長寿遺伝子として知られるForkhead box O(FOXO)転写因子は、線虫からヒトまで高度に保存されており、オートファジー・DNA修復・細胞周期停止・細胞死などを調節して細胞の恒常性を維持しています。OAの軟骨細胞では、FOXO転写因子の機能が低下しており、オートファジーを介した酸化ストレスに対する抵抗性が低下する原因であることを明らかにしました。FOXOノックアウトマウスでは、成長軟骨の異常を認め、早期のOA変化を呈します。

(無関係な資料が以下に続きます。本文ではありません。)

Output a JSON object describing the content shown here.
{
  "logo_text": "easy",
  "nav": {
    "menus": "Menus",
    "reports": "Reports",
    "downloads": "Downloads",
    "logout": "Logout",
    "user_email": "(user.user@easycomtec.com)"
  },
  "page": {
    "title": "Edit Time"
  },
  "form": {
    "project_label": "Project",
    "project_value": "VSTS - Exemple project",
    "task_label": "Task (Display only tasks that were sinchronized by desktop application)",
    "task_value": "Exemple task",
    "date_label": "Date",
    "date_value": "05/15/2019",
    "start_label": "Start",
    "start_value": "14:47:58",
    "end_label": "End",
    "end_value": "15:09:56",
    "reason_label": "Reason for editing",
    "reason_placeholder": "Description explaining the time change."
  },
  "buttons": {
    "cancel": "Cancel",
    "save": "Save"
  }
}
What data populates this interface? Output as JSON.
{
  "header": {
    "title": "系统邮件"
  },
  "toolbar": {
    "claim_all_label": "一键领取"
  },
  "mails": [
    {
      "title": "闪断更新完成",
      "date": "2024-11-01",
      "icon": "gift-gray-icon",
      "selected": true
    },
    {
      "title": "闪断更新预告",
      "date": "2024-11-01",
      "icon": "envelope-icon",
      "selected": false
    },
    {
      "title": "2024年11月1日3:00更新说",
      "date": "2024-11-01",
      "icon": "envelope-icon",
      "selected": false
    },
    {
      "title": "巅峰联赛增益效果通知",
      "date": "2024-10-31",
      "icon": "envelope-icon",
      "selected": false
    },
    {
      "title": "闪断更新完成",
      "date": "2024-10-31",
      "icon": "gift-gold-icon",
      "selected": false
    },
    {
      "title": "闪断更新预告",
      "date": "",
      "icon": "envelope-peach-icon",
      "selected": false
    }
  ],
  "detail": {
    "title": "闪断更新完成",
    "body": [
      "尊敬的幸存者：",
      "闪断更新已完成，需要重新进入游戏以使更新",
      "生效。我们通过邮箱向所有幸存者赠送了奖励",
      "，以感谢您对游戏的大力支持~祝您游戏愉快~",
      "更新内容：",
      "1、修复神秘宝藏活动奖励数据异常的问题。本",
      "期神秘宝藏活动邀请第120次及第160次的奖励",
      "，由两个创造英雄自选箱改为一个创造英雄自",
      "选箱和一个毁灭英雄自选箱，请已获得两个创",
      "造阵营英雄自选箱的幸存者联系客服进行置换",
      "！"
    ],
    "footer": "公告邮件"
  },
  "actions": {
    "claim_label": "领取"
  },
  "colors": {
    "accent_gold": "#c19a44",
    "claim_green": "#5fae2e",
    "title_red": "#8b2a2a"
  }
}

そのため、軟骨分化過程においてもFOXO転写因子は重要な役割を担っており、その機能解析を行いました。

具体的内容:

TGFβ1シグナルによる軟骨分化において、FOXO転写因子は、SOX9の発現に加え、細胞周期停止を制御し、軟骨分化に必須の転写因子であることを報告しました(Kurakazu et al. Journal of biological chemistry 2019)。マウスATDC5細胞株、マウス肢芽由来間葉系細胞、ヒト間葉系幹細胞を用いて、TGFβ1/SMADシグナルがFOXO1の発現および活性を促進することを明らかにしました。さらに、FOXO転写因子のOA軟骨に関連した新しい知見として、TGFβ1シグナルによるFOXO転写因子の制御とOA軟骨細胞におけるそのメカニズムを報告しました(Kurakazu I et al. Osteoarthritis and Cartilage 2021)。